E então o pássaro pousou, com um rasante, foi parar do outro lado da clareira, perto da saída para a estrada. Ele tinha o tamanho de um pônei, tinha o bico fino e os olhinhos pretos como duas pérolas, as pernas finas como gravetos e seu corpo tão bem desenhado! Era uma graça em tamanho família!
- O que você quer?! – gritou Amélia para a criatura, há metros de distância dela. – Vocês já levaram o Fred, não levaram?! Não estão satisfeitos?!
- Esse... – balbuciou o pai, em sua agonia. A cabeça realmente havia rachado, ele botava sangue pelos olhos e pelo nariz e pelas orelhas. – é o pássaro que te salvou... filha... – e cuspiu uma bola de sangue.
- PAPAI! PAPAI! – guinchou a garota, segurando a cabeça do homem entre as mãos enquanto aninhava-o no colo. – PAPAI! O QUE ESTÁ HAVENDO?! PAPAI!

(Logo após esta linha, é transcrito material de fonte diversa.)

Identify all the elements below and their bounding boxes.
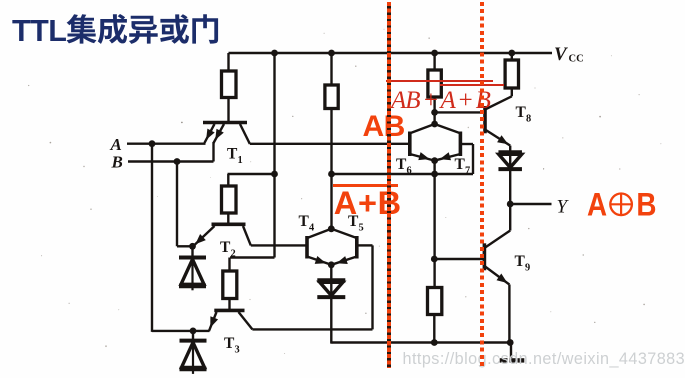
resistor R1 <box>222 53 237 121</box>
label T7 <box>455 156 471 177</box>
wire bottom left <box>152 330 210 332</box>
wire T2 collector to T4 base <box>251 244 306 246</box>
diode D3 <box>317 265 345 344</box>
svg-text:6: 6 <box>407 166 412 177</box>
node Y junction <box>507 201 514 208</box>
node B junction <box>174 158 181 165</box>
transistor T3 <box>209 310 252 331</box>
resistor R3 <box>223 271 237 309</box>
annotation AB <box>363 110 405 144</box>
transistor pair T6 T7 <box>410 121 461 174</box>
svg-text:5: 5 <box>359 223 364 234</box>
wire R2 feed <box>228 174 275 186</box>
annotation A+B <box>334 185 402 222</box>
label A <box>110 135 122 154</box>
svg-text:T: T <box>224 335 235 352</box>
resistor R2 <box>222 186 237 223</box>
resistor R5 <box>428 53 441 124</box>
label T4 <box>299 213 315 234</box>
svg-text:T: T <box>227 146 238 163</box>
svg-text:T: T <box>299 213 310 230</box>
svg-text:V: V <box>554 44 568 65</box>
wire T3 collector run <box>252 245 372 329</box>
wire T9 base link <box>434 258 484 260</box>
label T8 <box>516 104 532 125</box>
node Vcc junction 4 <box>508 50 515 57</box>
resistor R6 <box>505 53 518 88</box>
transistor T2 <box>194 224 251 246</box>
red overline partial <box>440 84 504 86</box>
node T8 base junction <box>431 109 438 116</box>
node Vcc junction 1 <box>271 50 278 57</box>
svg-text:T: T <box>396 156 407 173</box>
diode D2 <box>180 331 207 374</box>
resistor R4 <box>325 53 338 229</box>
wire center column <box>433 174 435 288</box>
node R2 feed junction <box>271 171 278 178</box>
node T2 emitter junction <box>189 243 196 250</box>
wire phase link <box>332 173 435 175</box>
ground <box>500 343 525 361</box>
resistor R7 <box>428 288 442 343</box>
wire input A <box>127 142 206 144</box>
noise speckles <box>28 29 661 354</box>
svg-text:1: 1 <box>238 155 243 166</box>
node Vcc junction 2 <box>328 50 335 57</box>
node bottom junction 2 <box>507 339 514 346</box>
svg-text:3: 3 <box>235 345 240 356</box>
wire A-column drop <box>151 144 153 332</box>
red overline full <box>386 80 493 82</box>
svg-text:4: 4 <box>309 223 314 234</box>
diode D1 <box>179 246 206 290</box>
annotation A xor B <box>584 188 664 222</box>
label T1 <box>227 146 243 167</box>
svg-text:TTL: TTL <box>12 14 66 48</box>
node T9 base junction <box>431 256 438 263</box>
dotted cut line 1 <box>387 2 391 368</box>
label Vcc <box>554 44 584 65</box>
label B <box>111 153 123 172</box>
watermark <box>403 350 685 369</box>
title text 集成异或门 (outlines) <box>67 14 219 44</box>
red formula AB+A+B <box>391 87 501 115</box>
svg-text:9: 9 <box>525 263 530 274</box>
label T6 <box>396 156 412 177</box>
wire output Y <box>510 203 551 205</box>
wire T5 base link <box>357 244 373 246</box>
node bottom junction 1 <box>431 339 438 346</box>
label T9 <box>515 253 531 274</box>
transistor pair T4 T5 <box>307 225 357 268</box>
svg-text:B: B <box>636 188 656 222</box>
svg-text:CC: CC <box>569 54 584 65</box>
diode D4 <box>498 152 522 204</box>
node D2 junction <box>190 328 197 335</box>
wire T7 base loop <box>435 144 473 174</box>
wire bottom rail <box>331 341 511 343</box>
svg-text:T: T <box>220 239 231 256</box>
wire T1 collector to T6 base <box>250 143 410 145</box>
node Vcc junction 3 <box>431 50 438 57</box>
label T5 <box>348 213 364 234</box>
wire B-column drop <box>177 162 193 247</box>
svg-text:Y: Y <box>557 197 570 218</box>
transistor T8 <box>485 88 512 152</box>
label Y <box>557 197 570 218</box>
svg-text:T: T <box>516 104 527 121</box>
dotted cut line 2 <box>480 2 484 368</box>
svg-text:B: B <box>111 153 123 172</box>
wire Vcc drop column 2 <box>230 53 275 271</box>
node phase junction <box>328 171 335 178</box>
node A junction <box>149 140 156 147</box>
label T2 <box>220 239 236 260</box>
wire T8 base link <box>435 111 485 113</box>
svg-text:A: A <box>110 135 122 154</box>
svg-text:8: 8 <box>526 114 531 125</box>
wire input B <box>128 160 214 162</box>
transistor T1 multi-emitter <box>203 123 250 162</box>
label T3 <box>224 335 240 356</box>
wire Vcc rail <box>229 52 553 54</box>
transistor T9 <box>484 204 510 343</box>
svg-text:A: A <box>587 188 608 222</box>
svg-text:T: T <box>455 156 466 173</box>
svg-text:T: T <box>515 253 526 270</box>
node T6T7 foot junction <box>431 171 438 178</box>
annotation A+B overline <box>333 184 398 188</box>
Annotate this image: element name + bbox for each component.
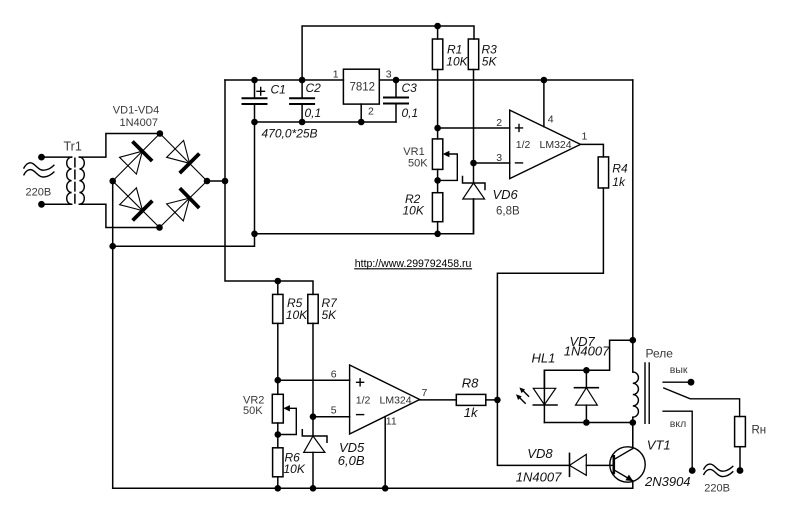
svg-text:5K: 5K (482, 54, 498, 68)
svg-text:1N4007: 1N4007 (120, 117, 159, 129)
node relay coil bottom / collector (630, 419, 637, 426)
http link underline (355, 268, 472, 270)
wire HL1/VD7 bottom to relay bottom node (544, 422, 632, 424)
resistor Rn body (735, 417, 746, 447)
wire VD7 top stub (585, 370, 587, 387)
capacitor C3 plates (384, 98, 408, 104)
diode VD2 cathode bar (181, 155, 198, 172)
capacitor C1 plates (243, 98, 267, 104)
svg-text:http://www.299792458.ru: http://www.299792458.ru (355, 258, 472, 270)
wire pin2 to op-amp (438, 127, 510, 129)
transformer Tr1 primary winding (67, 157, 72, 204)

- Eu... Eu estou morrendo, Amélia! – ele riu, como se isso fosse algo de muito bom. E realmente o era, perante aquele inferno em que sua vida se transformara nesses últimos dois anos. Primeiro todo aquele isolamento, agora seus filhos à mercê de coisas que ele nunca havia visto por ali. Exceto pela grande fera verde que o havia perseguido no meio do mato, logo nos primeiros meses de estadia... Era isso o que ele ia contar a Frederico antes dos gritos começarem... Pobre Fred, nunca saberia o que havia perseguido o pai naquela mata silenciosa.
- PAAAI! – gemeu a garota, beijando a testa do homem entre lágrimas e caretas, seu nariz escorria, seus olhos escorriam, ela estava suja e suada, arrasada.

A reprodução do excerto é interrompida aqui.